The country’s oldest commercial lender Standard Chartered Bank Botswana has nearly quadrupled its profit, staging a strong comeback that will take a while until the bank fully recovers.
This week, Stanchart reported that pre-tax profit for the financial year ended December 2019 has surged by more than 240 percent, with the bank expecting gains of about P50 million. This means 2019 profit will be close to P70 million, higher than the P20 million registered in 2018 when the bank was just emerging from one of its toughest time since operating in Botswana.
Though the bank did not disclose yet what led to the massive increase in profit, it was already anticipated that the bank will end the year with improved earnings after delivering impressive set of results during the half year results. For the period of six months ended June 2019, Stanchart’s pre-tax profit was P33 million, up by 65 percent from 2018’s full year profit, which had kickstarted the bank’s return to profitability.
Stanchart, which has been operating in the country for 122 years has had a tough time in the last three years, falling from the list of the top three most profitable banks in the country. Trouble started in 2017 when Stanchart posted a P232 million loss, with the financial performance dragged by the closure of the BCL mines – one of the bank’s top clients.

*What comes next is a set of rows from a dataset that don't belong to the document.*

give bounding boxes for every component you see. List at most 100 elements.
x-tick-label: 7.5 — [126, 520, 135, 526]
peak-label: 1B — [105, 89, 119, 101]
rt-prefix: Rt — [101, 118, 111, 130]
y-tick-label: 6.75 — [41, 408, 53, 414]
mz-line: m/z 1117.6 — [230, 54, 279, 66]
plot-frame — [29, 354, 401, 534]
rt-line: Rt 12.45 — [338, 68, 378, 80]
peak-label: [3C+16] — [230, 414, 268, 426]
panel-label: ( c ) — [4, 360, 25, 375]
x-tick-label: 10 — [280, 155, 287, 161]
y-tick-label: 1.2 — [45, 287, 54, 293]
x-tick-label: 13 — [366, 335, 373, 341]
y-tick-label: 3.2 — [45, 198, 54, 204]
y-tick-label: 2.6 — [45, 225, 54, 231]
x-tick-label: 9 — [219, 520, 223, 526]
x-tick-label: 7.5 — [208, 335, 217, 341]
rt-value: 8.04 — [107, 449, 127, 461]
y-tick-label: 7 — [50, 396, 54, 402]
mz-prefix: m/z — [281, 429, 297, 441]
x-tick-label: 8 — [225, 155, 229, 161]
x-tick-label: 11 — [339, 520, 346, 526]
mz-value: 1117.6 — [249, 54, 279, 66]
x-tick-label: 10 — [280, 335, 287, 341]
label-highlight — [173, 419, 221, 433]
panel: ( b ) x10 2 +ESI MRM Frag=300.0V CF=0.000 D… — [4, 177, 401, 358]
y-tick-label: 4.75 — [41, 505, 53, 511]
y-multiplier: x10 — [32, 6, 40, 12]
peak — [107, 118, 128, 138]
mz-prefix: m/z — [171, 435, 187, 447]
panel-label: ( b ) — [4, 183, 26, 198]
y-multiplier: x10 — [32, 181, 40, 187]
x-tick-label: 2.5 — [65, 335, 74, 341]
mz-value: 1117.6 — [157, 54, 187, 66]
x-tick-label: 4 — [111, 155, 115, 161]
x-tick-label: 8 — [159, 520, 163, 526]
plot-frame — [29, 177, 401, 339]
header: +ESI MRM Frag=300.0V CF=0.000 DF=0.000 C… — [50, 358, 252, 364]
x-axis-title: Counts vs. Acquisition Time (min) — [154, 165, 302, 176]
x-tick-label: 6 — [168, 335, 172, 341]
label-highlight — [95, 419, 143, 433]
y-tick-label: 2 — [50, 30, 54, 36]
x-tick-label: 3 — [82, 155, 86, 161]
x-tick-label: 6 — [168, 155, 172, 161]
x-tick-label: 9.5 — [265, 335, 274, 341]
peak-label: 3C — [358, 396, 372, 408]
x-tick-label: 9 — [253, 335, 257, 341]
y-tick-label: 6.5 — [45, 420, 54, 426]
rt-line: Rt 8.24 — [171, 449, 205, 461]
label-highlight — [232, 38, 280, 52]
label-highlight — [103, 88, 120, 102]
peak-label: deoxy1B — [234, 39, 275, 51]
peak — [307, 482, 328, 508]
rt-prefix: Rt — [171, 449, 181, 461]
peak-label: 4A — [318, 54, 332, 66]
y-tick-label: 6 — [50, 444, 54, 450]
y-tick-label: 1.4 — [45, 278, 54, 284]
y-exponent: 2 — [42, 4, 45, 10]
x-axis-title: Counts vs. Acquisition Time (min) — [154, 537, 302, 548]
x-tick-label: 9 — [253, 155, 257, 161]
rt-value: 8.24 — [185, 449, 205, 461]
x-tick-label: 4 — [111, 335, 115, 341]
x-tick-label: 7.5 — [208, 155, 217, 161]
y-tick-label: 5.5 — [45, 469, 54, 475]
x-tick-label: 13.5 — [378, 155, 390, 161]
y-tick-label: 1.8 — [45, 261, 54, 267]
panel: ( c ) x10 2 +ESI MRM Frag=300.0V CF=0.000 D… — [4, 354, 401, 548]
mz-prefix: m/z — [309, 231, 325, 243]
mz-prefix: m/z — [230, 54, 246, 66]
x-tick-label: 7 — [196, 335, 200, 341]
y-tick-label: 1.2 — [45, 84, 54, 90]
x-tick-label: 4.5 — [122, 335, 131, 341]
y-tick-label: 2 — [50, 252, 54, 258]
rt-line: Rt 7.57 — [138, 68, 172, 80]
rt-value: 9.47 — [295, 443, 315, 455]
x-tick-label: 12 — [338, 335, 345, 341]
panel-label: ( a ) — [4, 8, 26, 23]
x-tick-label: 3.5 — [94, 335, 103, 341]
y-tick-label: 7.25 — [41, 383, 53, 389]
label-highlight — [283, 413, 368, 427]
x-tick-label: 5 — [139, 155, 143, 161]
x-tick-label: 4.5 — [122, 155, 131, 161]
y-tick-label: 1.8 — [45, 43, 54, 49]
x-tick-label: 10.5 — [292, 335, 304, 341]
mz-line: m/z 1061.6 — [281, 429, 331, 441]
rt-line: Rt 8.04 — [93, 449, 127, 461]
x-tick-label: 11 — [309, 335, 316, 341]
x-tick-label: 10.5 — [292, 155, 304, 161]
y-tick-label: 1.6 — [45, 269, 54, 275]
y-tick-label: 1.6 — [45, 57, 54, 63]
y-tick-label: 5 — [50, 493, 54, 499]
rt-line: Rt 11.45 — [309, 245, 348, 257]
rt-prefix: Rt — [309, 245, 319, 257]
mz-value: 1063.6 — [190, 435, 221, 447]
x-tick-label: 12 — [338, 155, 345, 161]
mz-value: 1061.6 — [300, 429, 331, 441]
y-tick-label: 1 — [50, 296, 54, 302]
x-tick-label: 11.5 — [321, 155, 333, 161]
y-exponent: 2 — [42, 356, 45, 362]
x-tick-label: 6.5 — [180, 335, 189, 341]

The steep loss was in contrast to the P79.7 million profit made in 2016, which of course was also a sign of the bank’s declining bottom line performance – falling from the highs of P319.2 million made in 2014, before plunging to P47.4 million in 2015.

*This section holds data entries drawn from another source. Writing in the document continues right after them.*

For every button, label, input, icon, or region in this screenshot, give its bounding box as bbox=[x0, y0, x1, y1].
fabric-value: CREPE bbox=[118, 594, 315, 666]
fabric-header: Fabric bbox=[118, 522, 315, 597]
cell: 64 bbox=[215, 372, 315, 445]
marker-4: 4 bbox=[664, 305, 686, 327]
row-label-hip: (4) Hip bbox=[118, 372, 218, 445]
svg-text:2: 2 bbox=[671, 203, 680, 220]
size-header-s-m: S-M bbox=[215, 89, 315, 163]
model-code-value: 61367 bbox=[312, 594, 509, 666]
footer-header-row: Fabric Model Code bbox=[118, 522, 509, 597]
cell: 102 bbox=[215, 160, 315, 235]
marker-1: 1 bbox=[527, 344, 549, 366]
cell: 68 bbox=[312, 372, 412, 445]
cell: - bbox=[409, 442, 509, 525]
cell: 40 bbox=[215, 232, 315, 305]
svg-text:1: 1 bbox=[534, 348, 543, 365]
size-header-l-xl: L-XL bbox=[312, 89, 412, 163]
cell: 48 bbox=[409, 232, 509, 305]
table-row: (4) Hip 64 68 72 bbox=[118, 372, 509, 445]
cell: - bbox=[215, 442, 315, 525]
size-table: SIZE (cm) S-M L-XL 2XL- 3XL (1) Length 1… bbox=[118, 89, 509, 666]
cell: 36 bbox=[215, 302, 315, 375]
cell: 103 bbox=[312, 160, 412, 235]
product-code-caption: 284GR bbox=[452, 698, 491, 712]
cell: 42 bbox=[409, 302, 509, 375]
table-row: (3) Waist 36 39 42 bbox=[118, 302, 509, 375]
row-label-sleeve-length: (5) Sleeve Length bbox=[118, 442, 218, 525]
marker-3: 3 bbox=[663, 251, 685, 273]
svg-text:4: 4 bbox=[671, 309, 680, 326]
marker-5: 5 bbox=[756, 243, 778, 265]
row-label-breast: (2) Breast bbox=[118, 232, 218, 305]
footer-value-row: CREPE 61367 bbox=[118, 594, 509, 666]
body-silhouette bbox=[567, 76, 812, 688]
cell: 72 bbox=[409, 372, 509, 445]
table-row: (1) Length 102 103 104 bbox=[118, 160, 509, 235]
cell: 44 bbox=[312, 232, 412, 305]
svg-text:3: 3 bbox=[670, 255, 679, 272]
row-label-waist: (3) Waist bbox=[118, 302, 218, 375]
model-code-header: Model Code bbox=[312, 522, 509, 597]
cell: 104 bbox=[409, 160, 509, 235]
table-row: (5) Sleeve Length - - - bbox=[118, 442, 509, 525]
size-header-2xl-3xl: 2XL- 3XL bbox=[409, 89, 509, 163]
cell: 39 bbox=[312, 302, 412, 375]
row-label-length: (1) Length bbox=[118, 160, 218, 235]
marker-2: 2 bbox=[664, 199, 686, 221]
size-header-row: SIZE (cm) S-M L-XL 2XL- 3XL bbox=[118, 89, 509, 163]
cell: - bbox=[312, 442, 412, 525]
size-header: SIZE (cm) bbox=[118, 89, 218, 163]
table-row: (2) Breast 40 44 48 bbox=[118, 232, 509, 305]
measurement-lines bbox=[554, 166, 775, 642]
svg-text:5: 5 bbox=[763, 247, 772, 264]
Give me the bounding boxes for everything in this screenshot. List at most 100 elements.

During the mounting losses, Stanchart’s explained that profits were falling due to constrained revenue growth, and a significant loan impairment charges and increase in costs. The subdued performance in the past three years was mainly caused by once-off impairments – a diamond and jewellery client in 2015, a mining client in 2016 and another diamond and jewellery client in 2017, said the bank.

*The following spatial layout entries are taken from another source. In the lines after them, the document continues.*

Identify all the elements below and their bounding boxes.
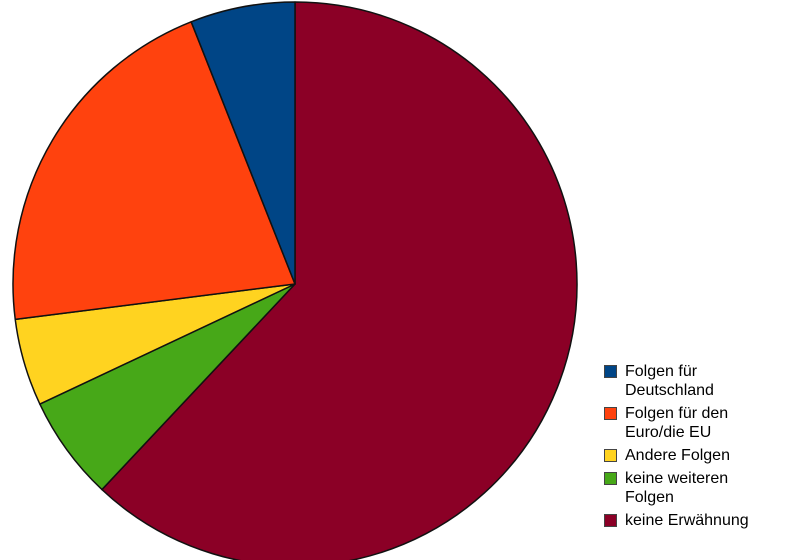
pie-chart (12, 1, 578, 560)
legend-swatch (604, 449, 617, 462)
legend-swatch (604, 472, 617, 485)
legend-label: keine weiteren Folgen (625, 470, 729, 506)
legend-item-euro-eu: Folgen für den Euro/die EU (604, 404, 790, 442)
legend-label: Folgen für Deutschland (625, 363, 714, 399)
legend-swatch (604, 365, 617, 378)
legend: Folgen für Deutschland Folgen für den Eu… (604, 362, 790, 534)
legend-label: Andere Folgen (625, 447, 730, 464)
legend-item-keine-weiteren-folgen: keine weiteren Folgen (604, 469, 790, 507)
legend-item-deutschland: Folgen für Deutschland (604, 362, 790, 400)
legend-swatch (604, 407, 617, 420)
pie-slice-keine-erw-hnung (101, 1, 578, 560)
legend-label: Folgen für den Euro/die EU (625, 405, 729, 441)
pie-slice-folgen-f-r-den-euro-die-eu (12, 21, 296, 321)
pie-slice-folgen-f-r-deutschland (190, 1, 296, 285)
legend-label: keine Erwähnung (625, 512, 749, 529)
legend-item-keine-erwaehnung: keine Erwähnung (604, 511, 790, 530)
legend-item-andere-folgen: Andere Folgen (604, 446, 790, 465)
legend-swatch (604, 514, 617, 527)
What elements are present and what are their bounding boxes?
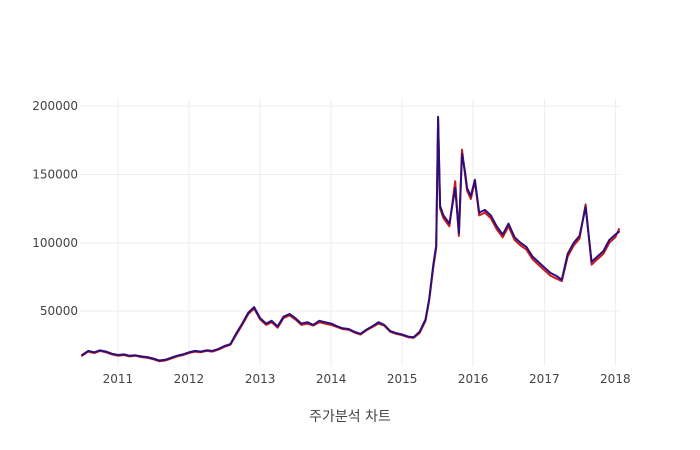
x-tick-label: 2015 <box>387 372 418 386</box>
x-tick-label: 2011 <box>103 372 134 386</box>
y-tick-label: 150000 <box>32 167 78 181</box>
x-tick-label: 2016 <box>458 372 489 386</box>
x-tick-labels: 2011 2012 2013 2014 2015 2016 2017 2018 <box>103 372 631 386</box>
series-line-1 <box>81 118 620 363</box>
x-tick-label: 2013 <box>245 372 276 386</box>
y-tick-label: 100000 <box>32 236 78 250</box>
y-tick-label: 50000 <box>40 304 78 318</box>
series-lines <box>81 115 620 363</box>
x-axis-title: 주가분석 차트 <box>309 409 391 425</box>
y-tick-labels: 50000 100000 150000 200000 <box>32 99 78 318</box>
y-tick-label: 200000 <box>32 99 78 113</box>
x-tick-label: 2017 <box>529 372 560 386</box>
series-line-2 <box>81 115 620 362</box>
x-tick-label: 2014 <box>316 372 347 386</box>
x-tick-label: 2012 <box>174 372 205 386</box>
grid-lines <box>80 99 620 366</box>
x-tick-label: 2018 <box>600 372 631 386</box>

Besides a top down change in management, Stanchart has since reduced its exposure in certain categories of its portfolio, particularly mining, and has also tightened its risk appetite. The effects of these became evident in the bank’s half year results for the period ending June 2018, when bank declared a profit after tax of P22.7 million.
As one of the oldest members of the Botswana Stock Exchange, the once valuable stock has been dumped by investors who were rattled by the disappointing financials, and the stock has now become a perennial loser. The share price has since fallen from the highs of P15 to the current P1.67, and though the bank has returned to profitability, the investors remain unconvinced as the stock price remains stubbornly low.